Unlike Brinkman, Nimb was shaved and rested for this meet. Her intent was to go faster than 8:50 and qualify to compete in this summer’s European championships. But Nimb, who has been training with the Nadadores since September, said she was “surprised a lot,” at her time.

“We work harder and much more here,” said the 18-year-old from Copenhagen. “That’s why I can improve so much.”

Mission Viejo Coach Mark Schubert admitted he was pleasantly surprised, too.

“Her best two events are the 200 and 400 (freestyles),” he said. “I’d say now that she’s a threat to win them both.”

Swimming Notes

Rick Carey, world record-holder in the 100-meter backstroke and double-gold medal winner in the Olympics, decided not to compete at Mission Viejo this week.
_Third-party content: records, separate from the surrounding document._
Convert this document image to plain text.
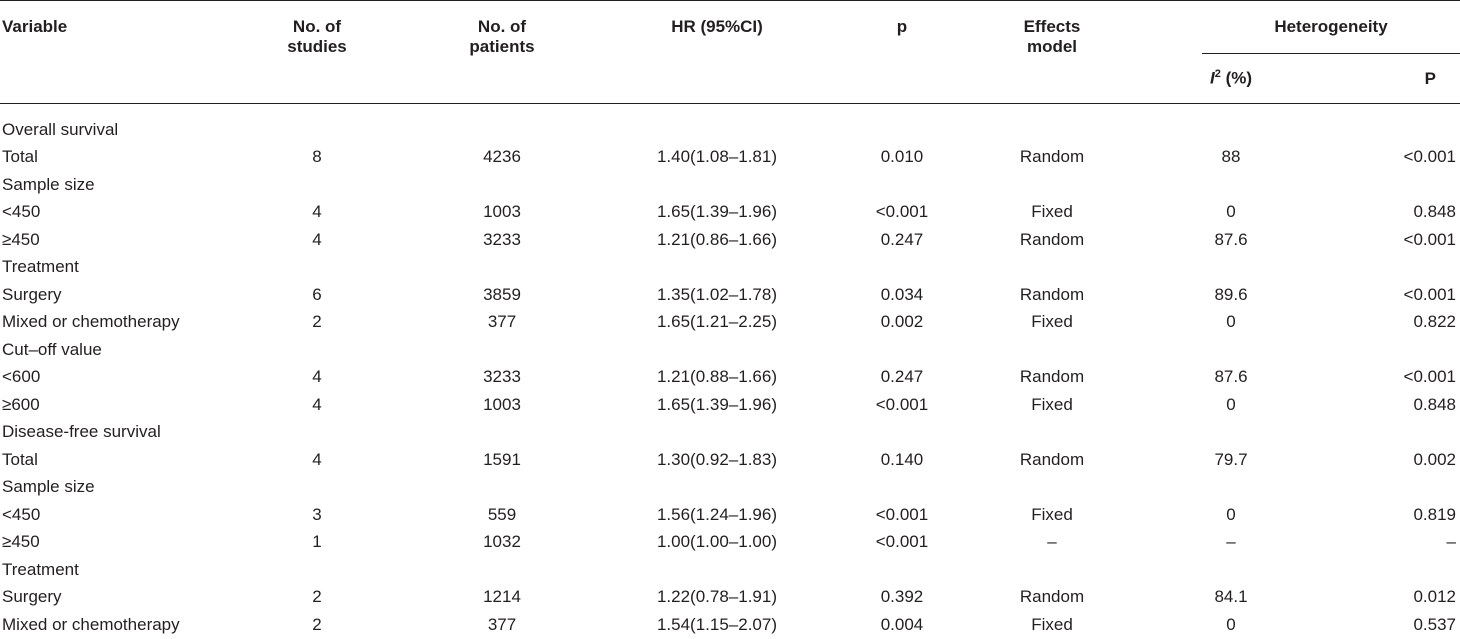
Variable	No. of studies	No. of patients	HR (95%CI)	p	Effects model	Heterogeneity	

						$I^2$ (%)	P
Overall survival							
Total	8	4236	1.40(1.08–1.81)	0.010	Random	88	<0.001
Sample size							
<450	4	1003	1.65(1.39–1.96)	<0.001	Fixed	0	0.848
≥450	4	3233	1.21(0.86–1.66)	0.247	Random	87.6	<0.001
Treatment							
Surgery	6	3859	1.35(1.02–1.78)	0.034	Random	89.6	<0.001
Mixed or chemotherapy	2	377	1.65(1.21–2.25)	0.002	Fixed	0	0.822
Cut–off value							
<600	4	3233	1.21(0.88–1.66)	0.247	Random	87.6	<0.001
≥600	4	1003	1.65(1.39–1.96)	<0.001	Fixed	0	0.848
Disease-free survival							
Total	4	1591	1.30(0.92–1.83)	0.140	Random	79.7	0.002
Sample size							
<450	3	559	1.56(1.24–1.96)	<0.001	Fixed	0	0.819
≥450	1	1032	1.00(1.00–1.00)	<0.001	–	–	–
Treatment							
Surgery	2	1214	1.22(0.78–1.91)	0.392	Random	84.1	0.012
Mixed or chemotherapy	2	377	1.54(1.15–2.07)	0.004	Fixed	0	0.537
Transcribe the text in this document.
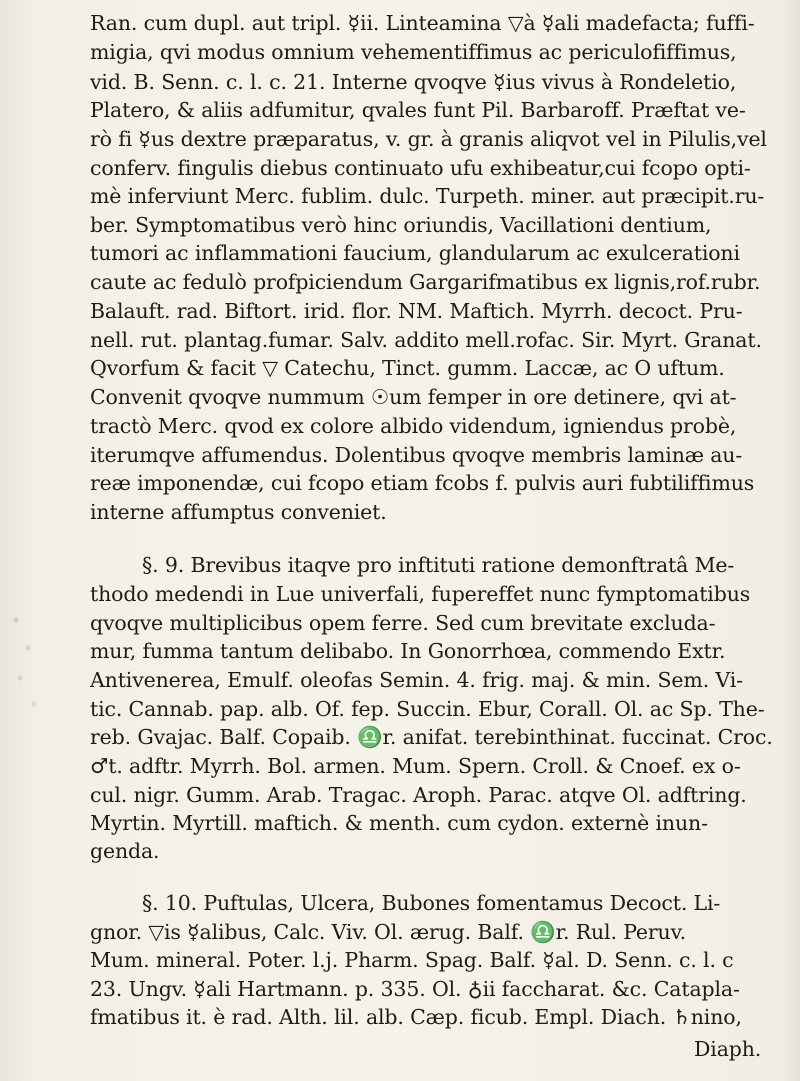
Ran. cum dupl. aut tripl. ☿ii. Linteamina ▽à ☿ali madefacta; fuffi-
migia, qvi modus omnium vehementiffimus ac periculofiffimus,
vid. B. Senn. c. l. c. 21. Interne qvoqve ☿ius vivus à Rondeletio,
Platero, & aliis adfumitur, qvales funt Pil. Barbaroff. Præftat ve-
rò fi ☿us dextre præparatus, v. gr. à granis aliqvot vel in Pilulis,vel
conferv. fingulis diebus continuato ufu exhibeatur,cui fcopo opti-
mè inferviunt Merc. fublim. dulc. Turpeth. miner. aut præcipit.ru-
ber. Symptomatibus verò hinc oriundis, Vacillationi dentium,
tumori ac inflammationi faucium, glandularum ac exulcerationi
caute ac fedulò profpiciendum Gargarifmatibus ex lignis,rof.rubr.
Balauft. rad. Biftort. irid. flor. NM. Maftich. Myrrh. decoct. Pru-
nell. rut. plantag.fumar. Salv. addito mell.rofac. Sir. Myrt. Granat.
Qvorfum & facit ▽ Catechu, Tinct. gumm. Laccæ, ac O uftum.
Convenit qvoqve nummum ☉um femper in ore detinere, qvi at-
tractò Merc. qvod ex colore albido videndum, igniendus probè,
iterumqve affumendus. Dolentibus qvoqve membris laminæ au-
reæ imponendæ, cui fcopo etiam fcobs f. pulvis auri fubtiliffimus
interne affumptus conveniet.
§. 9. Brevibus itaqve pro inftituti ratione demonftratâ Me-
thodo medendi in Lue univerfali, fupereffet nunc fymptomatibus
qvoqve multiplicibus opem ferre. Sed cum brevitate excluda-
mur, fumma tantum delibabo. In Gonorrhœa, commendo Extr.
Antivenerea, Emulf. oleofas Semin. 4. frig. maj. & min. Sem. Vi-
tic. Cannab. pap. alb. Of. fep. Succin. Ebur, Corall. Ol. ac Sp. The-
reb. Gvajac. Balf. Copaib. ♎r. anifat. terebinthinat. fuccinat. Croc.
♂t. adftr. Myrrh. Bol. armen. Mum. Spern. Croll. & Cnoef. ex o-
cul. nigr. Gumm. Arab. Tragac. Aroph. Parac. atqve Ol. adftring.
Myrtin. Myrtill. maftich. & menth. cum cydon. externè inun-
genda.
§. 10. Puftulas, Ulcera, Bubones fomentamus Decoct. Li-
gnor. ▽is ☿alibus, Calc. Viv. Ol. ærug. Balf. ♎r. Rul. Peruv.
Mum. mineral. Poter. l.j. Pharm. Spag. Balf. ☿al. D. Senn. c. l. c
23. Ungv. ☿ali Hartmann. p. 335. Ol. ♁ii faccharat. &c. Catapla-
fmatibus it. è rad. Alth. lil. alb. Cæp. ficub. Empl. Diach. ♄nino,
Diaph.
He dislocated a kneecap while stretching three weeks ago, and recovery has been slow. “He’s only been back in the pool about a week,” said John Collins, Carey’s coach at Badger Swim Club in Larchmont, N.Y. “We’re hoping he’ll be ready for long-course nationals (Aug. 5-9 at Mission Viejo). He had a back problem last fall and now this. It’s been one thing after another.”. . . . Tiffany Cohen, who won both the 400- and 800-meter freestyle events in Olympic-record time last summer, is concentrating on shorter events these days. She’ll be swimming the 100- and 200-meter freestyle events, the 200-meter butterfly and the 400-meter individual medley this weekend. “We’re just changing things around a little and concentrating on building speed right now,” Mission Viejo Nadadore Coach Mark Schubert said.